エルスウィズもエセルフレッドもちょっとしか出てこないのですが、なんか似ていて区別が付きにくいです。

エセルフレッド

アン・スケリー
エセルレッドの妻。ヘフマンドに殺されたクスレッド司教の子。クスレッド司教は、ヘフマンドとラゲルサの関係を知ってヘフマンドを非難していてましたが、自分も子どもを作っていたみたいです。人のこと言えないじゃんという。
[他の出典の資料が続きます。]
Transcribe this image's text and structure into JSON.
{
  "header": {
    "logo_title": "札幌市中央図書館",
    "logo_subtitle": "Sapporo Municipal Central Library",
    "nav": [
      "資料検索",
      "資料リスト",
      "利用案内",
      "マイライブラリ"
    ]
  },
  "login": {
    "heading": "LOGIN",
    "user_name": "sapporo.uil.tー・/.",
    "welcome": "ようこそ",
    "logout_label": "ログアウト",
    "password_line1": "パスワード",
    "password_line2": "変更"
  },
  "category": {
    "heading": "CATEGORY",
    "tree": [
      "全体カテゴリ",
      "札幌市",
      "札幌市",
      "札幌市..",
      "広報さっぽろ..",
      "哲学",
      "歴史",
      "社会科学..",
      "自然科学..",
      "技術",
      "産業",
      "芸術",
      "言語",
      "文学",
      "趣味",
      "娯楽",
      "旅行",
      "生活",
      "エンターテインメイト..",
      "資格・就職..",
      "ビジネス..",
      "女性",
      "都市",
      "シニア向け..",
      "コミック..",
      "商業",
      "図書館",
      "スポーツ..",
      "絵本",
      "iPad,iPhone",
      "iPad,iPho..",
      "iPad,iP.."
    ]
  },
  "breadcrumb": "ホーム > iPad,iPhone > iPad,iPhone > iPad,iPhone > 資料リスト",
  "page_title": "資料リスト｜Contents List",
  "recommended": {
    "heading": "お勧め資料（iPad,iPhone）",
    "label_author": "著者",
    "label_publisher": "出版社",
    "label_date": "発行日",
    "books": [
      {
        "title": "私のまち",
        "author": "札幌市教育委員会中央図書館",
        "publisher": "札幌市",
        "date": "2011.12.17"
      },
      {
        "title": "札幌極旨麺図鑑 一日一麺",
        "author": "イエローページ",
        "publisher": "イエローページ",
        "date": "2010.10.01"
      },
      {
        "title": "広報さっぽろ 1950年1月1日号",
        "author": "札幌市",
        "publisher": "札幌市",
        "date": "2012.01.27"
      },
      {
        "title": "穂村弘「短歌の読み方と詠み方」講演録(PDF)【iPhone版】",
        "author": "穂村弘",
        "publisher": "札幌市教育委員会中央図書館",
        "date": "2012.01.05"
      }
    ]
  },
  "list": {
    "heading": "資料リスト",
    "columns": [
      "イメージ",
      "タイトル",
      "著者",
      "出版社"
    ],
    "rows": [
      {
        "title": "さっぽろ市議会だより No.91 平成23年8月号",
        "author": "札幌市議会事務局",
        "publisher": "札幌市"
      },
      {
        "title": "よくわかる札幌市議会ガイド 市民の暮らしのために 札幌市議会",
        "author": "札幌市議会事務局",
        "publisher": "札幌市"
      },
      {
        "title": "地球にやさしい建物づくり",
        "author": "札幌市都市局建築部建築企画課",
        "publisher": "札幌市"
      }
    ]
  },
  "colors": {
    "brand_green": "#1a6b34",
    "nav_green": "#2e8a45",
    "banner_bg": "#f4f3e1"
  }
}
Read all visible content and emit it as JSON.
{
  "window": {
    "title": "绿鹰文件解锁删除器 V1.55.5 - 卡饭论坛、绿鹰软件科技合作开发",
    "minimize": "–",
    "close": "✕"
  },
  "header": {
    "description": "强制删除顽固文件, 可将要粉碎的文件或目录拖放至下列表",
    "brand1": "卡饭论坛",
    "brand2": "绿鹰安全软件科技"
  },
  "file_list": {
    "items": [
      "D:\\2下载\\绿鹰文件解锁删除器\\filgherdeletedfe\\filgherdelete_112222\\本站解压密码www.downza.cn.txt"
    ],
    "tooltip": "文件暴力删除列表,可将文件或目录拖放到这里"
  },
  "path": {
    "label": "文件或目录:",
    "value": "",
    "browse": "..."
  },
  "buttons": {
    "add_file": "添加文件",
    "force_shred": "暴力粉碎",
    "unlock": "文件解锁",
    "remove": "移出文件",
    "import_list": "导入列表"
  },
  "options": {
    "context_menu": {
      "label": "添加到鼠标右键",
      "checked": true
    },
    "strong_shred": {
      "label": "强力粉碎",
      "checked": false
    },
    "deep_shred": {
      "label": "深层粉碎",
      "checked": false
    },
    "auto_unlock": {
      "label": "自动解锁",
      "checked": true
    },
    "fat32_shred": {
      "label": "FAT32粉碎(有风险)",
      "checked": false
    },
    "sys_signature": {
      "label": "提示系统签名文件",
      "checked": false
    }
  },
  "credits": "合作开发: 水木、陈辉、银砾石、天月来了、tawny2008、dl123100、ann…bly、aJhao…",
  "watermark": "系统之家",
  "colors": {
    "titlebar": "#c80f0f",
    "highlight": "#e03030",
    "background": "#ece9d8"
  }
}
エセルレッドが亡くなると、ジュディスから実家へ帰るように言われていましたがどうなったかわかりません。
エルスウィズと似ていてぱっと出てくるとどっちかわからないことがあります。

マグヌス

ディーン・リッジ
ラグナルとマーシア国クウェンスリス女王との子。幼いときはウェセックスで育ちましたが、ラグナルが捕まったとき、ラグナルの子ではないとわかったため追放されました。ウェセックスへ逃げてきたビヨルンたちの前に現れます。その後ハーラルの軍に加わり、カテガットを攻めますが戦死します。再登場したとき、おもしろい立ち位置になるかと期待していたのですが、あっけなく去りました。ラグナルが自分の子ではないと言ったのも意図的だったのかもしれないと思っていたのですがそんなこともなかったようです。本当にラグナルの子ではなかったのかなあ。クウェンスリスは肉食女子設定でかなりの男性遍歴だったので確かに誰の子かわからないのですが。でもなんだったのでしょう。